Educators and child-development experts continue to tell me that the children they work with tend to be about three years “behind” what we have previously considered the normative trajectory of development. That shows up differently depending on how old the kids were during the most difficult years of the pandemic.

 

What educators are reporting now are soaring rates of anxiety and depression among children, behavioral issues, difficulty socializing, and learning delays.

 

For a time, the focus of the education system turned almost exclusively to addressing learning loss. I am beginning to see signs that people are recognizing that if we do not address children’s ability to regulate their emotions, to feel safe, and to manage social interactions in healthy ways, we will not be able to help them learn.

 

I also think that we have an opportunity to ask whether our classrooms are designed to meet the real needs of children. In For Real, I explore the arguments made by thinkers like Sir Ken Robinson, Ph.D., that our model of education, created to meet the demands of the labor market of our ever-more industrialized society, is poorly suited to supporting the ways children actually learn and develop.

 

The strain of the pandemic exposed even more starkly the ways in which the system is failing our children.

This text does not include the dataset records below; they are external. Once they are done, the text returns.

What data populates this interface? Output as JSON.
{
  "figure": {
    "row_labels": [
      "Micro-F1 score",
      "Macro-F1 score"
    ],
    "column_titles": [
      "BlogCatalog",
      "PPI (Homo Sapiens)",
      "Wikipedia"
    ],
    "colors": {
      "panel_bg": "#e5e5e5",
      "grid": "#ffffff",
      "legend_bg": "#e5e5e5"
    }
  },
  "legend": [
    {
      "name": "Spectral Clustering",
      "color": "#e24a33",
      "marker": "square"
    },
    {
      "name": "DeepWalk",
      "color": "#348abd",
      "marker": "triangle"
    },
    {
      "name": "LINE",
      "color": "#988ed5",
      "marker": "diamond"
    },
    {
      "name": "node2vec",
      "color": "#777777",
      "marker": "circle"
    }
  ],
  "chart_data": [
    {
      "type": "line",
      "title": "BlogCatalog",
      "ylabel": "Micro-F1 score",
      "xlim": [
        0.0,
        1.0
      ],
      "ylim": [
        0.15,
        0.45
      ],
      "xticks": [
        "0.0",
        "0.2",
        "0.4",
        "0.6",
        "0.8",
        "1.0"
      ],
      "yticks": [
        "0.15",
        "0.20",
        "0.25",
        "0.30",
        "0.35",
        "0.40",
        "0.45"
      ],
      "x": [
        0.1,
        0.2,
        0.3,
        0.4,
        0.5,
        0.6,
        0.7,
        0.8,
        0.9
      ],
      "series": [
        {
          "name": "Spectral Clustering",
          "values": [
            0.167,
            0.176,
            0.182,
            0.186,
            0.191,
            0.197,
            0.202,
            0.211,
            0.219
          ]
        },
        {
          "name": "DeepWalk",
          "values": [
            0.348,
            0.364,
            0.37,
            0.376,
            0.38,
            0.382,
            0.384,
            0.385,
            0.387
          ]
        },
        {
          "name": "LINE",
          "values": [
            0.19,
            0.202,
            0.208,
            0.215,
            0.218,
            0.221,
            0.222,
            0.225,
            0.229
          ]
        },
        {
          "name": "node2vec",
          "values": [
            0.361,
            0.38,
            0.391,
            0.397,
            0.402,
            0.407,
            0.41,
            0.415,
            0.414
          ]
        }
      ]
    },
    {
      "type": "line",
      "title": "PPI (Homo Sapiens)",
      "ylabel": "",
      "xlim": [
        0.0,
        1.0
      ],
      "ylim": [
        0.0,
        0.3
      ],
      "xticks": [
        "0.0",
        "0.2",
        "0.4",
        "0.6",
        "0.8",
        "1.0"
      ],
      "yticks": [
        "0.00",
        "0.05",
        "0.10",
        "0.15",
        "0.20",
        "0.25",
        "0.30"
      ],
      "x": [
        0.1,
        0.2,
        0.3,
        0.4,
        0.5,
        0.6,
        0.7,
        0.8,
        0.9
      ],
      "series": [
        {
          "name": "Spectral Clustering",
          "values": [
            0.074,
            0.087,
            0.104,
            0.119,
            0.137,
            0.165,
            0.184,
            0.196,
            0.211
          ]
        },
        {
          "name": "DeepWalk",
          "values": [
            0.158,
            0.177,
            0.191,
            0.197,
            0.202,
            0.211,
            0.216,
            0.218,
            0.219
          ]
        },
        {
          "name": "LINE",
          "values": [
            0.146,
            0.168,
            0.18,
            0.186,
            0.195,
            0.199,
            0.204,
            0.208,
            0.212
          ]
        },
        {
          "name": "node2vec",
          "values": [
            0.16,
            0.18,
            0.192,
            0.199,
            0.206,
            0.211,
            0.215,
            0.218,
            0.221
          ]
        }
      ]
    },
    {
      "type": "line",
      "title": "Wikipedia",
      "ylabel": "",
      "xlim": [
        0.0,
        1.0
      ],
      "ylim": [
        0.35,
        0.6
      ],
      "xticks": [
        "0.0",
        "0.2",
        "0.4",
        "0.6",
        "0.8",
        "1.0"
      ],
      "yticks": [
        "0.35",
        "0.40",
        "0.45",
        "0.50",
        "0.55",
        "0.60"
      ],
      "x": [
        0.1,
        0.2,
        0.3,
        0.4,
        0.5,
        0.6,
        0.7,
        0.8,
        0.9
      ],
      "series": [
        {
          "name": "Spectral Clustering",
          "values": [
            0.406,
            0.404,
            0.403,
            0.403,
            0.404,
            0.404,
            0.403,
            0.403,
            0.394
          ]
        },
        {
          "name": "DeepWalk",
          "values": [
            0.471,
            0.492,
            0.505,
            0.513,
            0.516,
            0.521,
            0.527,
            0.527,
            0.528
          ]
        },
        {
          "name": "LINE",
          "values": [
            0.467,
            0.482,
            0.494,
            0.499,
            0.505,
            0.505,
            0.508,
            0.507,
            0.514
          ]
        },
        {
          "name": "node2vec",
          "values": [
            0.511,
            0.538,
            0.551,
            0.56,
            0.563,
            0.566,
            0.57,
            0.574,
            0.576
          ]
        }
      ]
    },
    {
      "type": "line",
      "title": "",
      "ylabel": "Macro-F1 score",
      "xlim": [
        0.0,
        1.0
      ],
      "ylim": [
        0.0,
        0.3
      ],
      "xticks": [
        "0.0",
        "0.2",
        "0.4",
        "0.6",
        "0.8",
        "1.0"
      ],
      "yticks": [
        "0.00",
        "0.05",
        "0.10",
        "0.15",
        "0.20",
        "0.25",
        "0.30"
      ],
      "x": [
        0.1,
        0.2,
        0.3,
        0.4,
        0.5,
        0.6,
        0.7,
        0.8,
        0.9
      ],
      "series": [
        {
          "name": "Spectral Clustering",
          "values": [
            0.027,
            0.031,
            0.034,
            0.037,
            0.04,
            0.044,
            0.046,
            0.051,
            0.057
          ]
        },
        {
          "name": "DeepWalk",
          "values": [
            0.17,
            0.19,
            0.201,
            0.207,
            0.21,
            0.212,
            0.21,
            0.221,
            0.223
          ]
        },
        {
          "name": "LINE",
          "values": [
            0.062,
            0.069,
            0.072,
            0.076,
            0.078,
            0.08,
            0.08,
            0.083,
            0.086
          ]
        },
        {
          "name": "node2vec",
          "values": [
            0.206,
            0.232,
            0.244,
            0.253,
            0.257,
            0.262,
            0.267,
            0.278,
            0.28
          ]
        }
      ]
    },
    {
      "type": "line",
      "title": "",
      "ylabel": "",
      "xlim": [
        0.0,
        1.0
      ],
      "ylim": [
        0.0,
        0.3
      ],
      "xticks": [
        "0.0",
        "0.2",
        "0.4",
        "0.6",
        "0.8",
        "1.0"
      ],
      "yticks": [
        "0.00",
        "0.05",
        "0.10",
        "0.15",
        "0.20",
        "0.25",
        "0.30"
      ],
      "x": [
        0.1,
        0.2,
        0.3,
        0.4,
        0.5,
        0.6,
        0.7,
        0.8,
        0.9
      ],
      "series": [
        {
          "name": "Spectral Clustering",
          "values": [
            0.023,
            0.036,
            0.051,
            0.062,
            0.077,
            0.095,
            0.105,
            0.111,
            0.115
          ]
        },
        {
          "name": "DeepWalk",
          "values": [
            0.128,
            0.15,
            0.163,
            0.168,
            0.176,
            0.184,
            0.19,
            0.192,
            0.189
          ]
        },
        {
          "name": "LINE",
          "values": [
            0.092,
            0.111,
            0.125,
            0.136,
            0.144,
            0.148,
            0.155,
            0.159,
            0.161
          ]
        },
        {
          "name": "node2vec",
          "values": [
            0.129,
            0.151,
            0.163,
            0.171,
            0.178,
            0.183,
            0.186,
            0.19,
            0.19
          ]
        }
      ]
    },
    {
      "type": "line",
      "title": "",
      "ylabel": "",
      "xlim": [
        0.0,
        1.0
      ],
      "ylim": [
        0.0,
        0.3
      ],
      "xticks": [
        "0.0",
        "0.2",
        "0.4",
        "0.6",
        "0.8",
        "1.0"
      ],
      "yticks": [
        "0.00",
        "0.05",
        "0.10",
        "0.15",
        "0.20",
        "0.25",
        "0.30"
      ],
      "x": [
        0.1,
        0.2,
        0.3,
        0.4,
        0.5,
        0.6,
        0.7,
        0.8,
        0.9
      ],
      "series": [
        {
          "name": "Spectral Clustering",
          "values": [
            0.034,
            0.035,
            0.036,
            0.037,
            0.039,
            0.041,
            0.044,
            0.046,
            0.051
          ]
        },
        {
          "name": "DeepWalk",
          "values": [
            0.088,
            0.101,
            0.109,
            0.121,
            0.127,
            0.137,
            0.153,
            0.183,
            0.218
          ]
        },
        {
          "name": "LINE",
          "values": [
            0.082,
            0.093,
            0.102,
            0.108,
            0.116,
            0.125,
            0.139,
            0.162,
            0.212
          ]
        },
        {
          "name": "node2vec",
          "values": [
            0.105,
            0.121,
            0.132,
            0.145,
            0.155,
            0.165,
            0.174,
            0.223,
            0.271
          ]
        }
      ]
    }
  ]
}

Rather than patching back together, I hope we can find a way to reimagine and rebuild it.

 

Q: What do you see as the importance of authenticity for young people?

 

A: Parker Palmer, the noted author and founder of the Center for Courage and Renewal, describes authenticity as “living on the outside the truth you know on the inside.” What I love about this elegant statement is that for me it captures the freedom and ease that come from living authentically.

 

Obscuring parts of ourselves and constantly reading the rooms we are in to determine which versions of us might be acceptable and accepted takes enormous amounts of energy.

 

When we encourage young people to be comfortable with themselves and support them in developing the tools to live authentically, we help them free up huge stores of creativity, curiosity, and joy.

 

Q: What are you working on now?

 

A: The publication of For Real marks the launch of the Authenticity Works Initiative to spark a movement of caring adults dedicated to helping children thrive by helping them understand what is true for them on the inside and to living in harmony with that truth.

 

Authenticity Works aims to inspire a wide-ranging public discourse through a broad range of activities to

Educate - through the book, speaking engagements, workshops, online content, and future publications and programmatic products

Collaborate - by building a community of like-minded individuals, organizations, and institutions through convenings, conferences, and partnerships 

Advocate - by working together with our community to push for systemic changes in areas such as education, social services, healthcare, and childcare.

 

We will also be inviting people to join the Authenticity Works Alliance as a means to support grass-roots activism to address the needs of children in local communities.

 

Q: Anything else we should know?


A: People often ask me whether this work and For Real is intended for a particular age group. I really hope that as many people as possible understand and embrace the idea that we need to support children from birth to early adulthood in being comfortable being themselves and that in order to do so we need to work on being comfortable in our own skins in order to model it for kids.